Our article in French daily newspaper, Les Echos, looks at the balance of power between those spreading disinformation and those fighting against it. Here’s a summary:
Fake news specialists, conspiracy theorists, troll farms and other botnets capable of coordinating massive attacks have a huge reach and a frightening capacity for influence. The success of disinformation is also heightened by people who comment extensively on web articles without reading them, and approve and like information that reinforces their confirmation bias.
Even when fact checkers thoroughly deconstruct false information, supported by chronology and facts, they are often faced with a thunderous: "fake news!" – a well-used technique designed to deny one's opponents any intellectual integrity in order to disqualify them and not have to respond to their arguments.

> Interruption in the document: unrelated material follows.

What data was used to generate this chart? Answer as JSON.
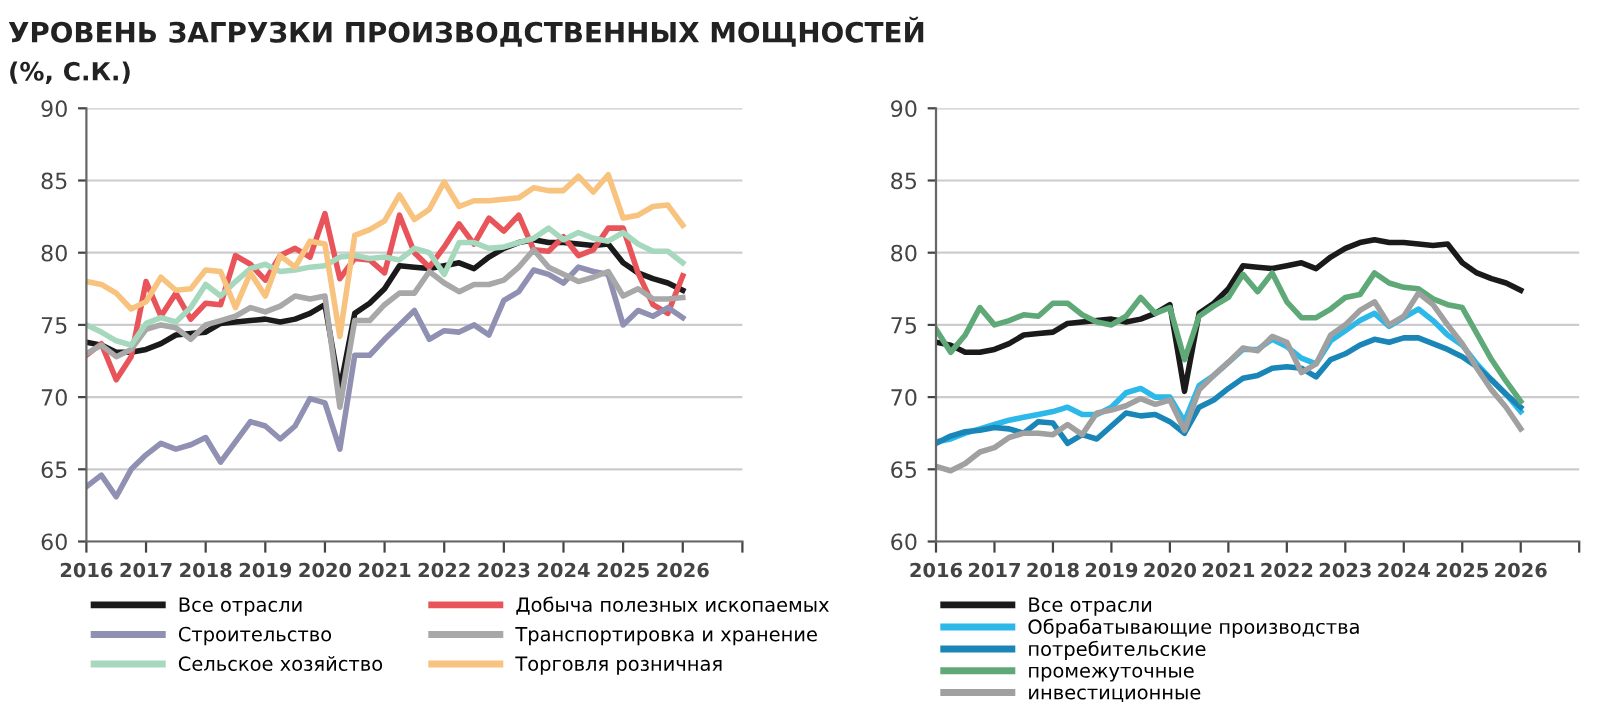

Disinformation feeds now saturate the media space with disinformants varying the content, skillfully mixing real information, deliberate approximations and absolute lies. The sheer volume of content makes it extremely difficult to refute. But what if these aggressive attacks on fact-checking journalists are a sign that the situation is starting to reverse?
Could it be that the fact-checkers’ groundwork is starting to bear fruit? Fake news champion Trump might have won his first election, but he lost the second. And on a media level, at this stage, the Russians are not outright winners.
There has been an incredible mobilisation around the world for fact checking: hundreds of dedicated media teams, plus citizen initiatives, awareness in education... this constitutes large-scale, versatile mobilisation.
We believe that it is possible to redress the balance and even win this fight in the long term. It requires a massive awareness and education effort as well as powerful technological tools to authenticate written or visual content, identify the chronology of information, and know when and how it has been altered, distorted or "enriched".